Tout en permettant aux expatriés des organisations non gouvernementales (ONG) étrangères, mardi 27 mai, de se rendre enfin dans les zones touchées, le 2 mai, par le typhon Nargis, la junte birmane resserre son étau sur le pays. Mardi, des dizaines d’hommes en uniforme et en civil ont pris position, à Rangoun, autour du domicile de l’opposante birmane, Prix Nobel de la paix, Aung San Suu Kyi, et devant le siège de son parti.
Selon la radio d’opposition birmane, Democratic Voice of Burma (DVB), hébergée en Norvège, treize personnes ont été arrêtées ces derniers jours. Elles souhaitaient manifester lors de la visite, vendredi, du secrétaire général de l’ONU, Ban Ki-moon, en Birmanie et avant la dernière phase, samedi, du référendum sur la nouvelle Constitution.
La pression sécuritaire vise également la région touchée par le typhon. Les autorités fouillent chaque véhicule qui franchit les barrages installés sur les routes menant au delta de l’Irrawaddy, zone de la catastrophe. Les policiers cherchent à bloquer tout infiltration d’Occidentaux non autorisés à se rendre sur place.
Dans l’ex-capitale de la Birmanie, Rangoun, la chasse aux faux touristes semble ouverte dans les hôtels et sur les sites historiques. Le régime veut limiter les témoignages rapportés par des journalistes entrés grâce à des visas touristiques. Les membres des ONG d’ailleurs s’abstiennent de tout contact avec les Occidentaux présents en Birmanie afin d’éviter toutes représailles.
La population civile est également soumise à des contrôles rigoureux. De nombreux Birmans des régions peu touchées par le désastre se rendent par leur propre moyens vers les zones sinistrées afin d’apporter de l’aide.
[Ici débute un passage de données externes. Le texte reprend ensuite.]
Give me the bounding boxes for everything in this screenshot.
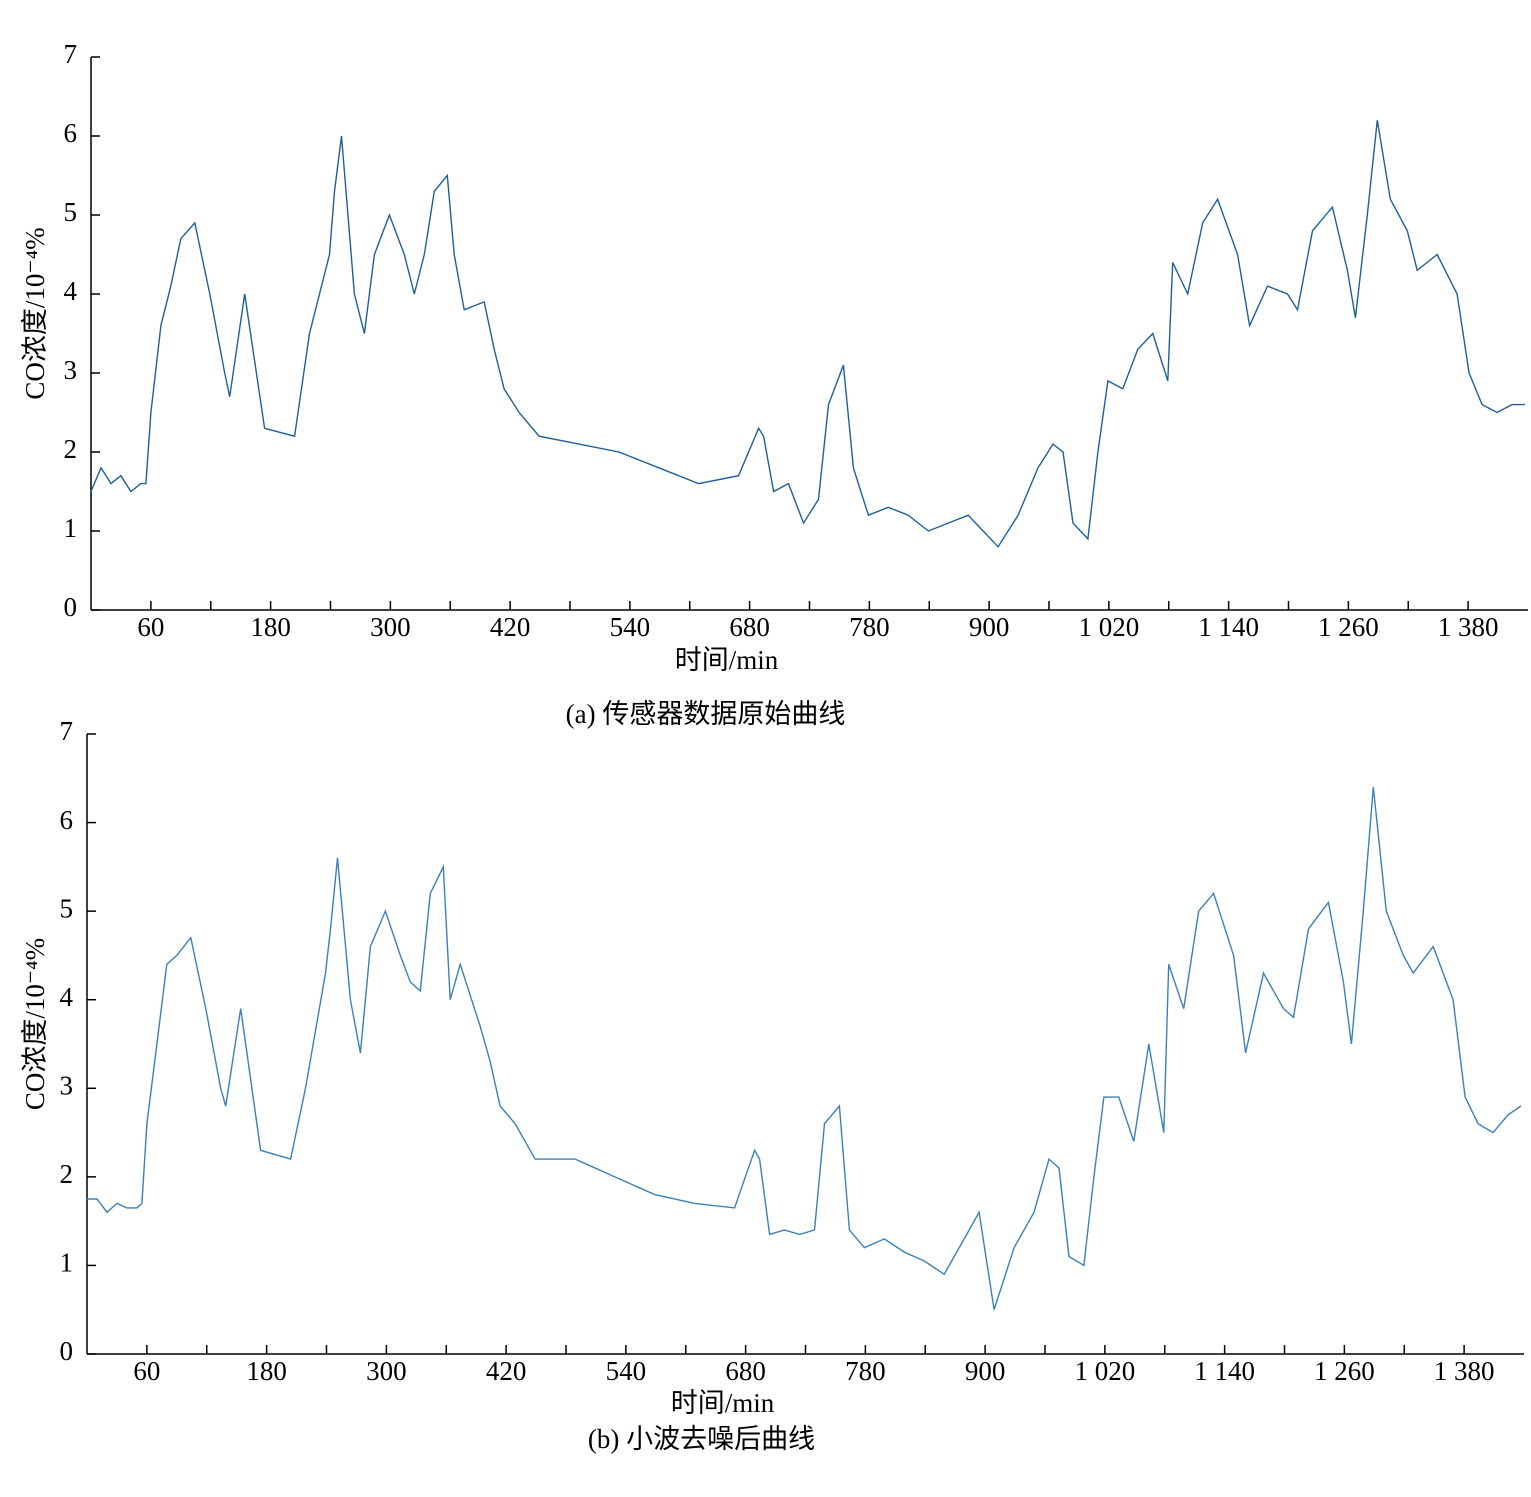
y-tick-label: 1 [60, 1248, 74, 1278]
x-tick-label: 300 [366, 1356, 407, 1386]
chart-caption: (a) 传感器数据原始曲线 [566, 699, 846, 729]
y-axis-label: CO浓度/10⁻⁴% [20, 227, 50, 399]
y-tick-label: 2 [64, 434, 78, 464]
x-tick-label: 1 140 [1194, 1356, 1255, 1386]
x-tick-label: 1 140 [1198, 612, 1259, 642]
y-tick-label: 5 [60, 893, 74, 923]
x-tick-label: 300 [370, 612, 411, 642]
x-axis-label: 时间/min [675, 645, 779, 675]
y-tick-label: 0 [60, 1336, 74, 1366]
y-tick-label: 2 [60, 1159, 74, 1189]
y-axis-label: CO浓度/10⁻⁴% [20, 938, 50, 1110]
x-tick-label: 420 [486, 1356, 527, 1386]
y-tick-label: 4 [60, 982, 74, 1012]
x-tick-label: 1 380 [1434, 1356, 1495, 1386]
y-tick-label: 7 [60, 716, 74, 746]
x-tick-label: 1 380 [1438, 612, 1499, 642]
y-tick-label: 0 [64, 592, 78, 622]
y-tick-label: 4 [64, 276, 78, 306]
x-tick-label: 780 [845, 1356, 886, 1386]
x-axis-label: 时间/min [671, 1388, 775, 1418]
x-tick-label: 680 [725, 1356, 766, 1386]
x-tick-label: 540 [610, 612, 651, 642]
y-tick-label: 3 [60, 1070, 74, 1100]
x-tick-label: 180 [246, 1356, 287, 1386]
data-line [90, 120, 1525, 548]
x-tick-label: 780 [849, 612, 890, 642]
y-tick-label: 6 [60, 805, 74, 835]
x-tick-label: 60 [137, 612, 164, 642]
x-tick-label: 1 260 [1314, 1356, 1375, 1386]
x-tick-label: 540 [606, 1356, 647, 1386]
x-tick-label: 900 [969, 612, 1010, 642]
y-tick-label: 1 [64, 513, 78, 543]
x-tick-label: 1 020 [1079, 612, 1140, 642]
x-tick-label: 420 [490, 612, 531, 642]
x-tick-label: 1 020 [1075, 1356, 1136, 1386]
x-tick-label: 900 [965, 1356, 1006, 1386]
x-tick-label: 1 260 [1318, 612, 1379, 642]
data-line [87, 787, 1522, 1310]
x-tick-label: 680 [729, 612, 770, 642]
y-tick-label: 3 [64, 355, 78, 385]
x-tick-label: 180 [250, 612, 291, 642]
chart-caption: (b) 小波去噪后曲线 [588, 1424, 815, 1454]
y-tick-label: 7 [64, 39, 78, 69]
y-tick-label: 6 [64, 118, 78, 148]
x-tick-label: 60 [133, 1356, 160, 1386]
y-tick-label: 5 [64, 197, 78, 227]
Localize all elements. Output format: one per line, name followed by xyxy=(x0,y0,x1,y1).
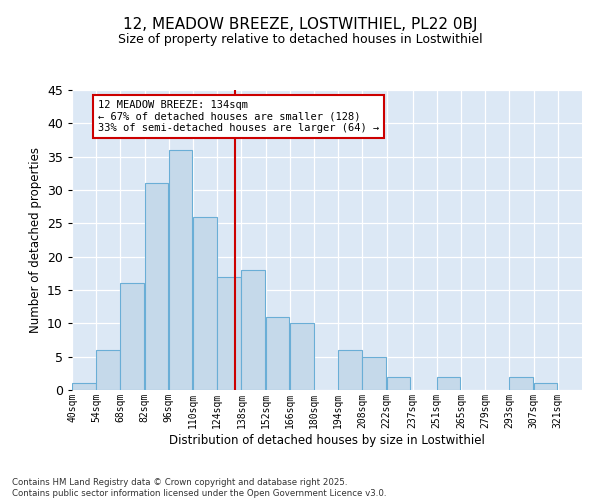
Y-axis label: Number of detached properties: Number of detached properties xyxy=(29,147,41,333)
Text: 12 MEADOW BREEZE: 134sqm
← 67% of detached houses are smaller (128)
33% of semi-: 12 MEADOW BREEZE: 134sqm ← 67% of detach… xyxy=(98,100,379,133)
Text: Contains HM Land Registry data © Crown copyright and database right 2025.
Contai: Contains HM Land Registry data © Crown c… xyxy=(12,478,386,498)
Bar xyxy=(145,184,168,390)
Bar xyxy=(386,376,410,390)
Bar xyxy=(338,350,362,390)
Bar xyxy=(533,384,557,390)
Bar xyxy=(290,324,314,390)
Bar xyxy=(96,350,120,390)
Bar xyxy=(266,316,289,390)
Bar xyxy=(217,276,241,390)
Text: 12, MEADOW BREEZE, LOSTWITHIEL, PL22 0BJ: 12, MEADOW BREEZE, LOSTWITHIEL, PL22 0BJ xyxy=(123,18,477,32)
Text: Size of property relative to detached houses in Lostwithiel: Size of property relative to detached ho… xyxy=(118,32,482,46)
Bar xyxy=(509,376,533,390)
X-axis label: Distribution of detached houses by size in Lostwithiel: Distribution of detached houses by size … xyxy=(169,434,485,446)
Bar xyxy=(72,384,95,390)
Bar xyxy=(437,376,460,390)
Bar xyxy=(241,270,265,390)
Bar xyxy=(169,150,193,390)
Bar xyxy=(362,356,386,390)
Bar xyxy=(193,216,217,390)
Bar xyxy=(121,284,144,390)
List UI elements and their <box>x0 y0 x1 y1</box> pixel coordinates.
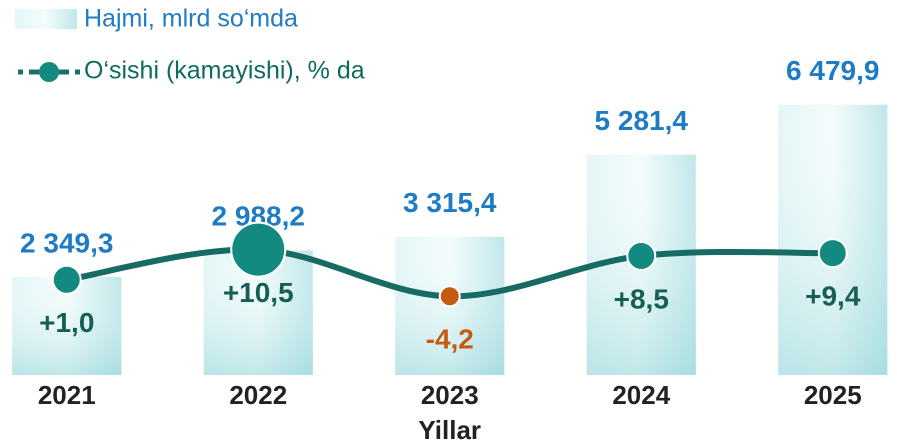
bar-value-label: 5 281,4 <box>595 105 689 136</box>
line-value-label: +1,0 <box>39 307 94 338</box>
x-tick-label: 2021 <box>38 380 96 410</box>
line-marker <box>438 285 461 308</box>
line-value-label: +10,5 <box>223 277 294 308</box>
x-tick-label: 2025 <box>804 380 862 410</box>
bar-value-label: 2 349,3 <box>20 227 113 258</box>
legend-label: O‘sishi (kamayishi), % da <box>84 57 365 85</box>
x-tick-label: 2023 <box>421 380 479 410</box>
line-value-label: +9,4 <box>805 281 861 312</box>
legend-swatch-marker <box>39 62 59 82</box>
legend-label: Hajmi, mlrd so‘mda <box>84 5 298 33</box>
bar-value-label: 3 315,4 <box>403 187 497 218</box>
line-value-label: +8,5 <box>614 283 669 314</box>
line-marker <box>626 240 657 271</box>
bar-value-label: 6 479,9 <box>786 55 879 86</box>
x-tick-label: 2024 <box>612 380 670 410</box>
legend-swatch-bar <box>15 9 77 29</box>
x-axis-label: Yillar <box>418 415 481 445</box>
line-value-label: -4,2 <box>426 324 474 355</box>
line-marker <box>51 264 82 295</box>
x-tick-label: 2022 <box>229 380 287 410</box>
line-marker <box>817 238 848 269</box>
line-marker <box>230 221 287 278</box>
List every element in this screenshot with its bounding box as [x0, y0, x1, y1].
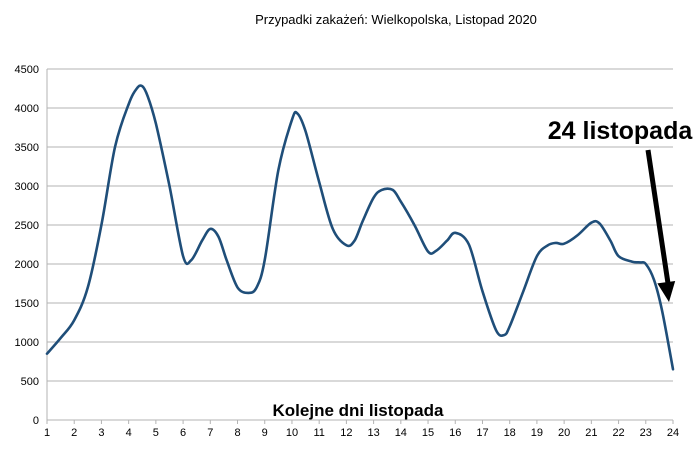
axes: [46, 69, 674, 424]
y-tick-label: 1500: [15, 298, 39, 310]
y-tick-label: 4000: [15, 103, 39, 115]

Leurs véhicules sont fouillés en quête d’éléments attestant d’une activité subversive et le matériel d’aide en est souvent soustrait.
SOLDATS SANCTIONNÉS
« La priorité des gens est pourtant de manger et de boire, ils veulent survivre », rapporte Than Win Htut, un journaliste birman de la radio DVB. Selon ce média, des cas de choléra seraient apparus dans les zones touchées. Par peur de contamination, les survivants ne mangent plus de poisson, les enfants ont peur de toucher l’eau. Et les esprits sont encore occupés par la recherche des proches disparus.
Sur le sol de Rangoun, des marques, comme un « No », accompagné d’une croix, sont parmi les rares signes de protestation visibles. « Quelques jeunes faisaient une croix avec leurs bras, au-dessus de leurs têtes, pour dire qu’ils ne voulaient pas voter lors du référendum », ajoute M. Htut. DVB signale aussi la présence d’autres inscriptions sur le sol telles que : « Nous avons faim et soif. S’il vous plaît, sauvez les gens en détresse. »
La junte s’efforce de limiter les contacts au sein même du pays entre le peuple et les moines, suspectés de tirer un profit politique de la catastrophe. Les monastères ont hébergé nombre de sans-abri et les moines se sont souvent substitués aux autorités pour secourir les victimes du typhon.
Des récits évoquent enfin des cas de jeunes soldats sanctionnés pour avoir voulu venir en aide aux sinistrés. « Beaucoup ont de la famille dans les zones dévastées, ils aimeraient aider mais leur hiérarchie les menace de représailles et les cantonne à la surveillance des contestataires », assure Khin Zin Minn, Birmane exilée dont l’époux coordonne la communauté birmane en France.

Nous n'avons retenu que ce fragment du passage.